Avec ces vitrines numériques, les cyber-diamantaires ont un temps d’avance. Les techniques de vente des pierres centrafricaines prennent de cours les gouvernements et les organisations internationales. Les routes, elles, n’ont pas vraiment changé. L’un d’entre eux explique le voyage :

« Aller récupérer tous les diamants vers le côté des rebelles (…) parce que c’est encore beaucoup moins cher (…). Souvent, il y a un chef rebelle qui est là, qui les reçoit (…). »

Puis, direction le Cameroun voisin par la route ou par les airs. Certains trafiquants proposent un service logistique entre les deux pays, comme le rappelle Global Witness qui avait mené des enquêtes au Cameroun en 2014 : « Nous enverrons des gens à moto, par exemple, à Berberati [ville de l’Ouest à moins de 100 km de la frontière camerounaise] pour aller chercher les diamants et vous les livrer. » Au Cameroun, les diamants centrafricains sont « naturalisés » camerounais, donc en règle, sur le marché international.
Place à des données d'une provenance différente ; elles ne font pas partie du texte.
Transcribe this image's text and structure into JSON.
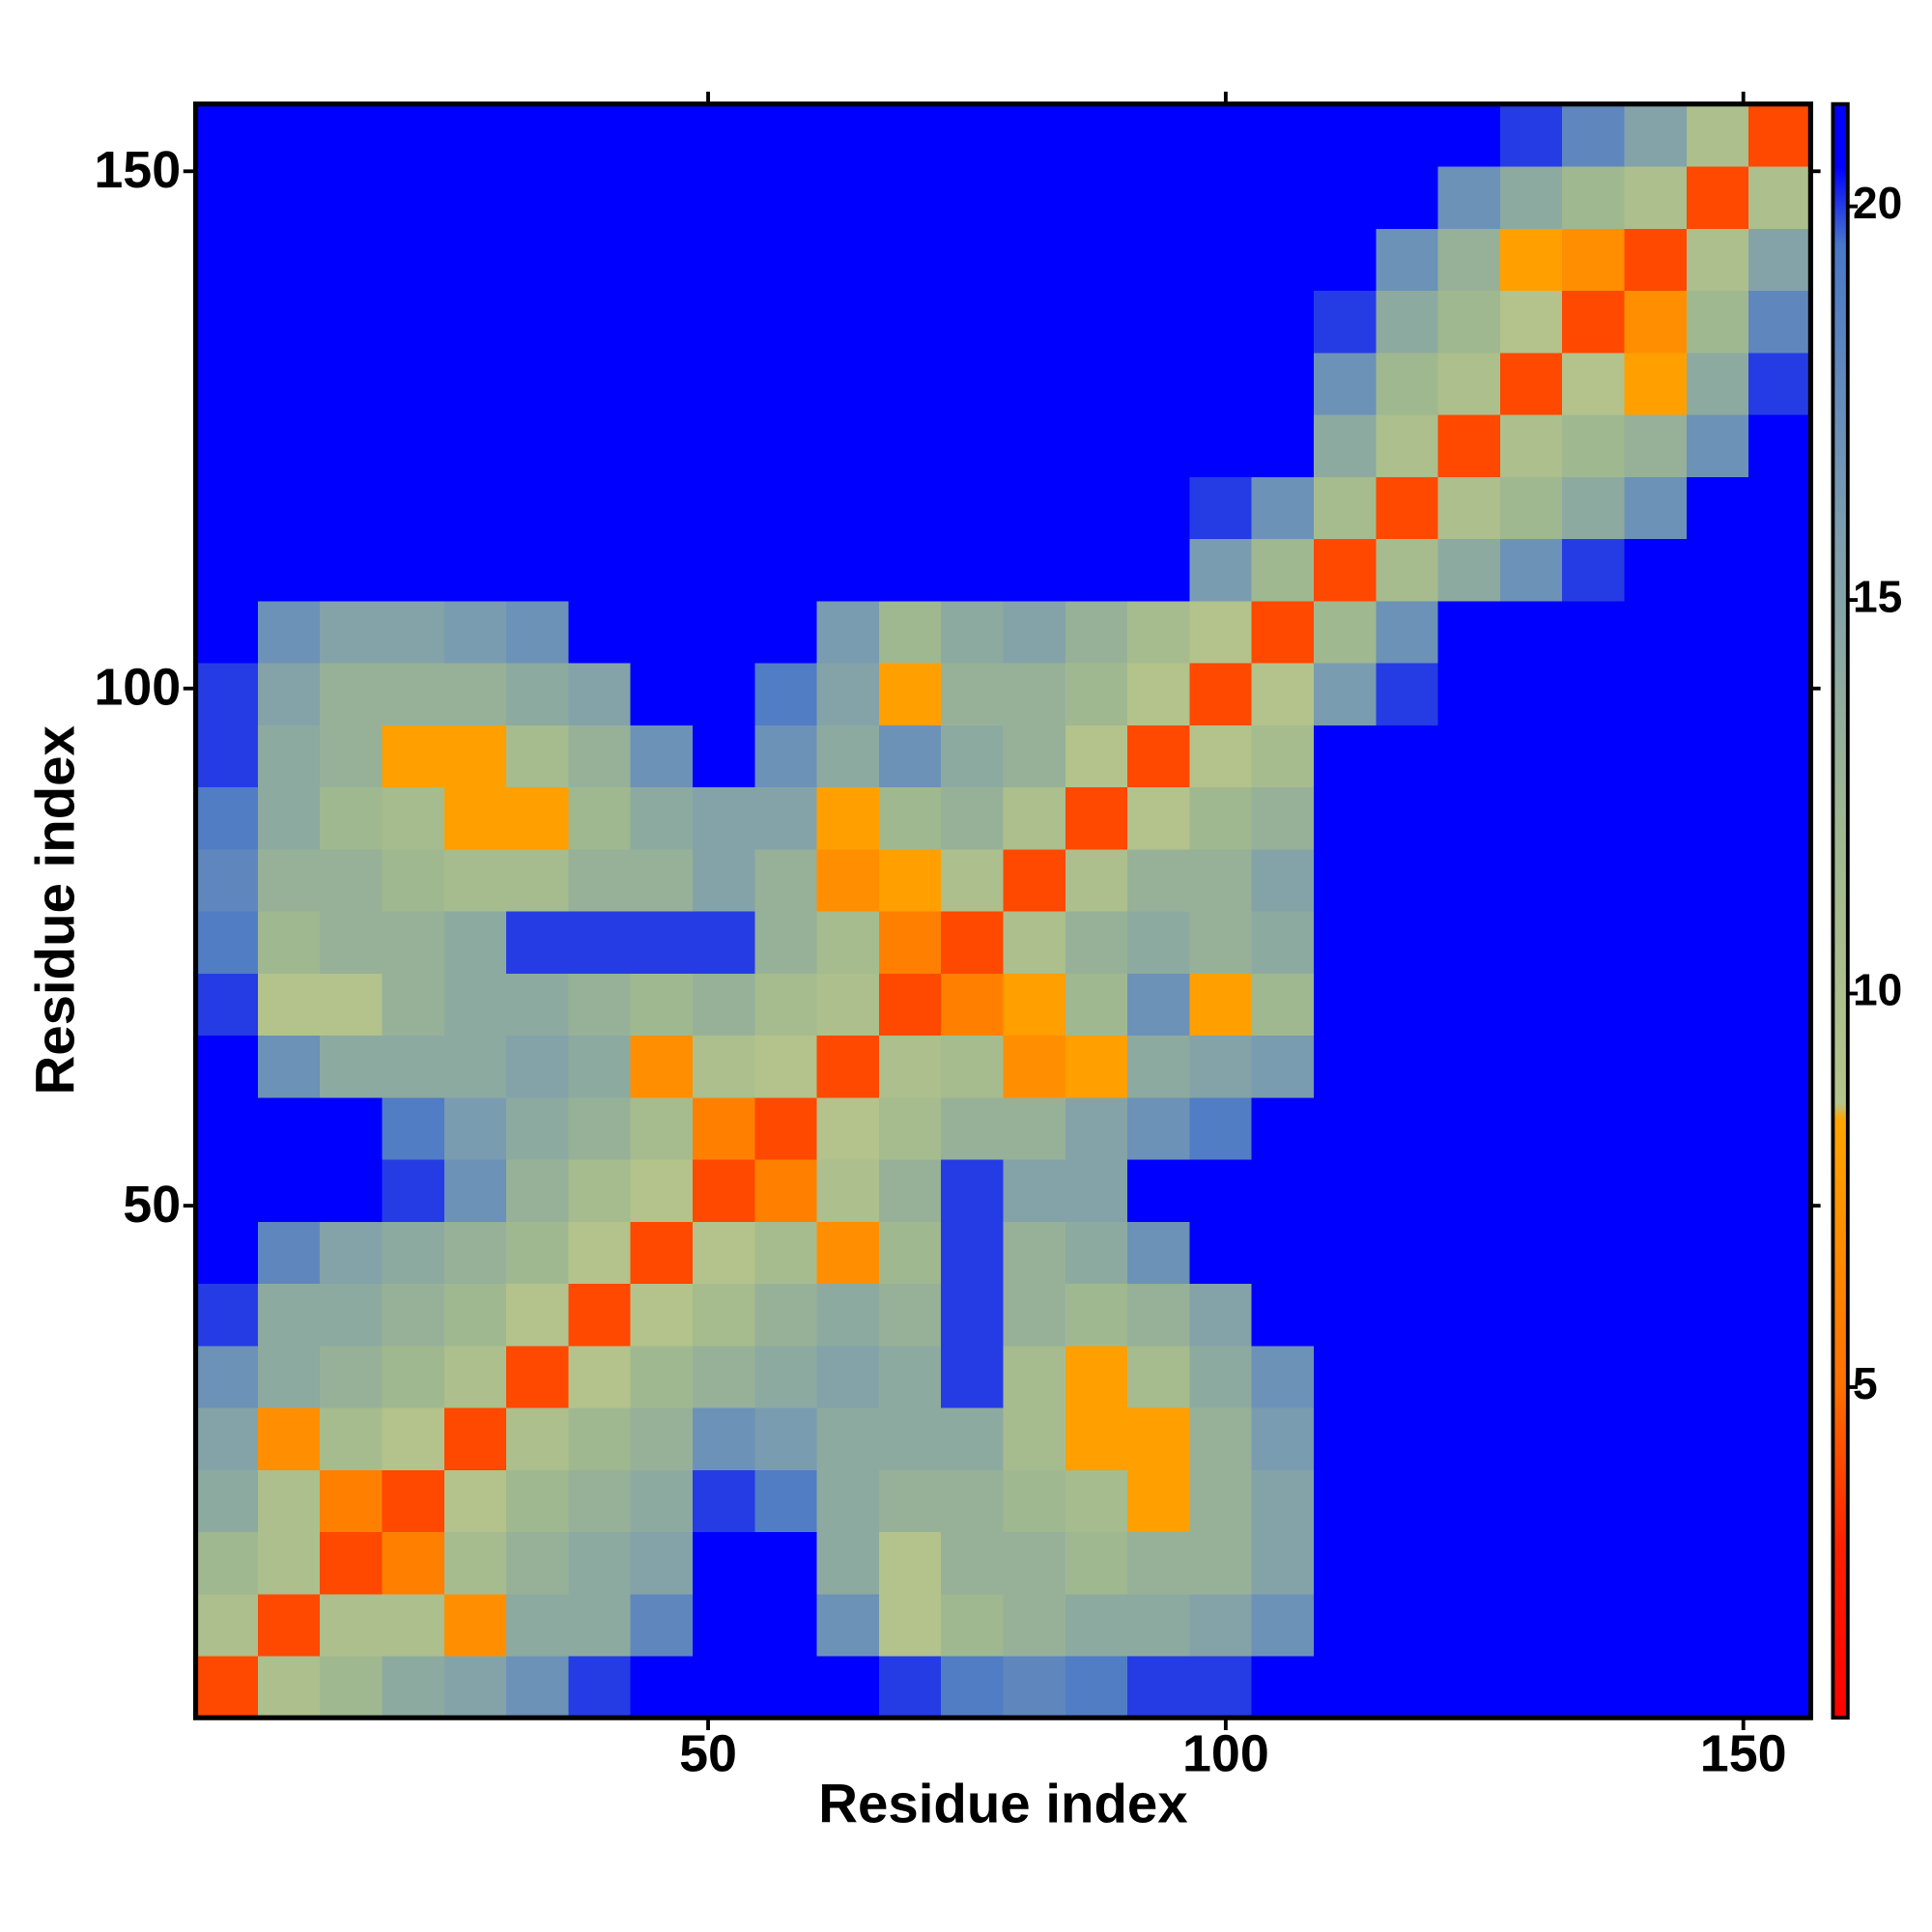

Global Witness recommande notamment aux autorités centrafricaines la confiscation des stocks de diamants et de développer des « systèmes de traçabilité fiables » avec les agents du Processus de Kimberley. Et d’appeler le Tribunal pénal spécial à enquêter sur les trafics de diamants avec l’appui de la Cour pénale internationale.

Les cybertrafiquants de diamants rencontrés en ligne par les enquêteurs de Global Witness sont tous familiers de ces routes, ces frontières poreuses, ces réseaux locaux, ces techniques de blanchiment. Et désormais aussi avec les outils basiques des community managers.